We previously discovered that ephrinB2-EphB4 inhibition reduces stromal fibrosis in pancreatic tumors and leads to improved tumor killing by radiation therapy. Other Eph-ephrins have been shown to be regulated by ADAM10 cleavage in development, and the action of ephrinB2 has been shown to be both positively (19) and negatively (58) regulated by ADAM10 cleavage. ADAM10 activity has been found to be dependent on EPH function in other developmental contexts (59). Fibroblast activation by ephrinB2 driving myofibroblast differentiation and resulting pulmonary fibrosis was found to be dependent on the activity of ADAM10 in response to bleomycin (19). One novel finding of that publication was the detection of a shorter soluble cleaved isoform of ephrinB2 that could function in a paracrine manner to induce this myofibroblast differentiation. ADAM10 has also been seen to be induced in endothelial cells in response to RT, leading to an increase in vascular permeability (23), itself an important step in initiating tissue fibrosis (60). Our detection of soluble ephrinB2 in this context has significant implications, given the prior finding that ephrinB2 could stimulate fibrosis, and the importance of fibrosis in driving the invasive nature of pancreatic cancer (61). While preliminary, the clinical and mechanistic significance of systemic ephrinB2 warrants further study, and could represent a therapeutic target to enhance the efficacy of RT and decrease tumor resistance and normal tissue toxicity.

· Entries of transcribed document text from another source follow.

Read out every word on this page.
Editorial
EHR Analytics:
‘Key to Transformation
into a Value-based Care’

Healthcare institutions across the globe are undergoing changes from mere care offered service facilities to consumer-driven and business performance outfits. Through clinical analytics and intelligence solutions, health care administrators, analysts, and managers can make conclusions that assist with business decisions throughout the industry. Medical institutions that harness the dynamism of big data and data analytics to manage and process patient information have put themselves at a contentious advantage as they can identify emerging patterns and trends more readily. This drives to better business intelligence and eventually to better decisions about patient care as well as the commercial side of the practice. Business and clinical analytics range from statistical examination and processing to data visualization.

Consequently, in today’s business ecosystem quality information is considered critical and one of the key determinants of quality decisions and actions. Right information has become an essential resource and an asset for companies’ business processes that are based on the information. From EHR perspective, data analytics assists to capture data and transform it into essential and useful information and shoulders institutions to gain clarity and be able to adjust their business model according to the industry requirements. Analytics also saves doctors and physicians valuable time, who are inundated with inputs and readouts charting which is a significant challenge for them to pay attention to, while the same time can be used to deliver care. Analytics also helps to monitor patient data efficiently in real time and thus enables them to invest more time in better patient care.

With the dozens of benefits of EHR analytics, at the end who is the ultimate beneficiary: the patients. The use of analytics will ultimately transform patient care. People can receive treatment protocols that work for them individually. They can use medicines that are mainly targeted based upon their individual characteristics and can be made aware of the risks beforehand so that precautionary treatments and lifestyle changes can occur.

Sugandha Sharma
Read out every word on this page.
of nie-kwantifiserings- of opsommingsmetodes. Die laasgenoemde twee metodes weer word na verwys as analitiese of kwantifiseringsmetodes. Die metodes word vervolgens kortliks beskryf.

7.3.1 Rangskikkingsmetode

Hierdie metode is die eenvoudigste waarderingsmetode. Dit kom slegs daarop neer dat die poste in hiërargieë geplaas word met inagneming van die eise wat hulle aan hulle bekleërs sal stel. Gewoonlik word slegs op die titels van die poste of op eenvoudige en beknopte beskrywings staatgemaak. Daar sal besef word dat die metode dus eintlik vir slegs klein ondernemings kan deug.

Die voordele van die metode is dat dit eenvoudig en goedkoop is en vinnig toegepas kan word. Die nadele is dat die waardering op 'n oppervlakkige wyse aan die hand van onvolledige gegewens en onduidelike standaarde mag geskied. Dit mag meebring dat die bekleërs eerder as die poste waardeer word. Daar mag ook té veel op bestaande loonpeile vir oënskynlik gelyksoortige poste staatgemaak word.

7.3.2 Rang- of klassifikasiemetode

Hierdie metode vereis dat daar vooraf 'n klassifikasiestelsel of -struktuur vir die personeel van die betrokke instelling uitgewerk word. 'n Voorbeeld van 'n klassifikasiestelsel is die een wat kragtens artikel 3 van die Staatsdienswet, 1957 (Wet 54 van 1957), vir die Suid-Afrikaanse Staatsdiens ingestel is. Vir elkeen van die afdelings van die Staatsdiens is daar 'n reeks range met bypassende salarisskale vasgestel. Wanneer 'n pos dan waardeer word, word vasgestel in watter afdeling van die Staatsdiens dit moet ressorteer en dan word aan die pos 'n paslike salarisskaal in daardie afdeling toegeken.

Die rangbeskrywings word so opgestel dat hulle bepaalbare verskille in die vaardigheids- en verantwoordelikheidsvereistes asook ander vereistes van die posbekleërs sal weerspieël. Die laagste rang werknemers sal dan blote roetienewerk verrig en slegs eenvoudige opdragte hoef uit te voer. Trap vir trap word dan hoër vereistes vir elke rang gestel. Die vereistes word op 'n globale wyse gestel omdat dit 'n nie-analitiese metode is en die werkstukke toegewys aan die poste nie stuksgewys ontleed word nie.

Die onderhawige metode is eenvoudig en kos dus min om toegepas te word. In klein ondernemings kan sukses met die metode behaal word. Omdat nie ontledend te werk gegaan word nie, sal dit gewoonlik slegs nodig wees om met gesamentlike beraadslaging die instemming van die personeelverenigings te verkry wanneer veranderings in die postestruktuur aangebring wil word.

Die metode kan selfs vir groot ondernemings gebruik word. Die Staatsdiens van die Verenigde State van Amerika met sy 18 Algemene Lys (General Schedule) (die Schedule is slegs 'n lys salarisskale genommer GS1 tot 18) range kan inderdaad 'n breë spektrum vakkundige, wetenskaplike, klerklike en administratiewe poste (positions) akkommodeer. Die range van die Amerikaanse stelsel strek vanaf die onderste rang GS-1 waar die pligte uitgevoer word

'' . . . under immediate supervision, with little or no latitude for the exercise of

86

Fibrosis of normal tissues is a normal consequence of radiation therapy (15) which has traditionally been thought to be related to damage to tissues residing in the treated field (62). But as outcomes improve and advanced technologies allowing higher doses per treatment such as SBRT come into greater use, it will be important to understand the impact of cytotoxic stimulation of fibrosis has on the tumor microenvironment and systemic response. Both of these potential sequelae highlight the potential benefit of combining agents targeting tumor fibrosis, through pathways such as ADAM10-ephrinB2, in not only improving local outcomes, but preventing adaptive resistance and decreasing normal tissue toxicity.

Significance:

Targeting a previously unidentified adaptive resistance mechanism to radiation therapy(RT) in PDAC tumors in combination with RT could increase survival of the 40% of PDAC patients with locally advanced disease.